The Crystal Bridges Museum of American Art unveiled a satellite venue called the Momentary on 22 February with a focus on boundary-crossing contemporary art. The 63,000 sq. ft building, which has been converted from a decommissioned Kraft cheese factory in Bentonville, Arkansas, by the Chicago-based firm Wheeler Kearns Architects, includes 24,000 sq. ft of exhibition space as well as two theatres.
The Momentary’s director, Lieven Bertels, says that Crystal Bridges, founded in 2005 by the billionaire Walmart heiress Alice Walton, recognised the need for “a non-collecting, kunsthalle-type organisation that will be able to offer a more nimble response to the fast-paced and often interdisciplinary world of artists living and working today.”
Drawing parallels with the Museum of Modern Art and MoMA PS1 in New York, Bertels describes the Momentary as “a younger sister organisation that would not feel the weight of collecting”. The new venue aspires to be “an everyday living room for the arts, a space where one and all feel comfortable to enjoy culture but also just to hang out”.

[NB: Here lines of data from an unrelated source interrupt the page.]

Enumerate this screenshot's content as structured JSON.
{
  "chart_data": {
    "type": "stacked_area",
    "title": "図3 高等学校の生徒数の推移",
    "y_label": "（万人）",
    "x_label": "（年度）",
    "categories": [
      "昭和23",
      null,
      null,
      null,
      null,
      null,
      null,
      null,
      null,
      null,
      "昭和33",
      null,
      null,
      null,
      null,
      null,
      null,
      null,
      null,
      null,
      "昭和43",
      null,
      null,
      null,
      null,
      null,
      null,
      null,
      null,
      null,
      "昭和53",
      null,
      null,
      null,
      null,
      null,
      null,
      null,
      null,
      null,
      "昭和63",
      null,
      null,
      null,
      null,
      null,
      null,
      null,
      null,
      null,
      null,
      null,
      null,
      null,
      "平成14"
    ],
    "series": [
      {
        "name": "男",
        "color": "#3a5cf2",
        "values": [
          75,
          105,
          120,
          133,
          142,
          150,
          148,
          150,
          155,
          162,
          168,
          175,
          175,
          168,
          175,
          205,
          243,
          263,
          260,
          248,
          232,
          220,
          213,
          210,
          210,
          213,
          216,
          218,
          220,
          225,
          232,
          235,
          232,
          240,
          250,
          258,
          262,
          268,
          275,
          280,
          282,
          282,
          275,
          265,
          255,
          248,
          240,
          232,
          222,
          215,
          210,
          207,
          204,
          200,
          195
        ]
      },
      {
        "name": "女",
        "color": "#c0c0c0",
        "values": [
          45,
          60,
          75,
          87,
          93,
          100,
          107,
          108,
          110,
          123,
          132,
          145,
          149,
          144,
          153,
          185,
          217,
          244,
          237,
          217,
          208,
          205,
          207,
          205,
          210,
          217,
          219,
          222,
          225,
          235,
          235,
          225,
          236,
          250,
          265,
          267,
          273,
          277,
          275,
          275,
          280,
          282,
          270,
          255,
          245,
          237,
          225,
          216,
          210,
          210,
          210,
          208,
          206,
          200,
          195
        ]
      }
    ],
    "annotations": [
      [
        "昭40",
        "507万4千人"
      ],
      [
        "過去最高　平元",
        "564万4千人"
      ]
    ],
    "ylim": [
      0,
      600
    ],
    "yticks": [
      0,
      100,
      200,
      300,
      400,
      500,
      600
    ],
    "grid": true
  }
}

The Belgian-born Bertels has a background of working in organisations that bridge multiple genres. He directed the Sydney Festival in Australia from 2011 to 2016 and most recently served as the chief executive and cultural director of the Leeuwarden-Fryslân 2018 European Capital of Culture, a year-long festival in the Netherlands that promoted arts projects in a rural context.
Having relocated to Bentonville in 2017, Bertels says he hopes the venue will also “serve as a production hub with national and international reach”.
The Crystal Bridges satellite opens with State of the Art 2020 (22 February-24 May), an exhibition split between the museum’s main building and the Momentary. The curatorial team visited artists’ studios across the US to prepare their selection of more than 100 paintings, sculptures, video installations and other works by 61 emerging and mid-career American artists, such as Marcela Pardo Ariza, Suchitra Mattai, Larry Walker and JooYoung Choi. The show will be organised into thematic sections: world-building, a sense of place, mapping and temporality.
“We were conscious during our studio visits of not having preconceived notions of what American art should be, or of creating an exhibition about X, but rather working with artists who have a real understanding of their craft and are creating work relevant to this moment in America,” says Lauren Haynes, the curator of visual arts at the Momentary and curator of contemporary art at Crystal Bridges.
The show builds on the museum’s 2014 exhibition State of the Art: Discovering American Art Now, and there are plans for a further iteration in 2025.
The Momentary also houses three studio spaces for artists in residence. Participants are encouraged to “create work that engages with Northwest Arkansas and our communities, and to consider how our connection to the land informs our varied identities”, Haynes says. Residencies are available to visual, performing as well as culinary artists.
A series of festivals and special events will pop up in the venue’s indoor and outdoor spaces throughout the year, beginning with the dance, music and theatre festival Time Being on the opening weekend.
Time Being includes two new commissions. The collective Four You will present a theatrical piece in collaboration with community members that celebrates ground-breaking activities like ribbon-cutting or shovelling dirt, while the performer and pastry artist Kristin Worrall will stage a hybrid theatre show with culinary students, offering visitors the chance to receive cooking lessons and sample the food prepared.
Playing on the history of the Momentary’s building, all the dishes will use cheese as an inspiration.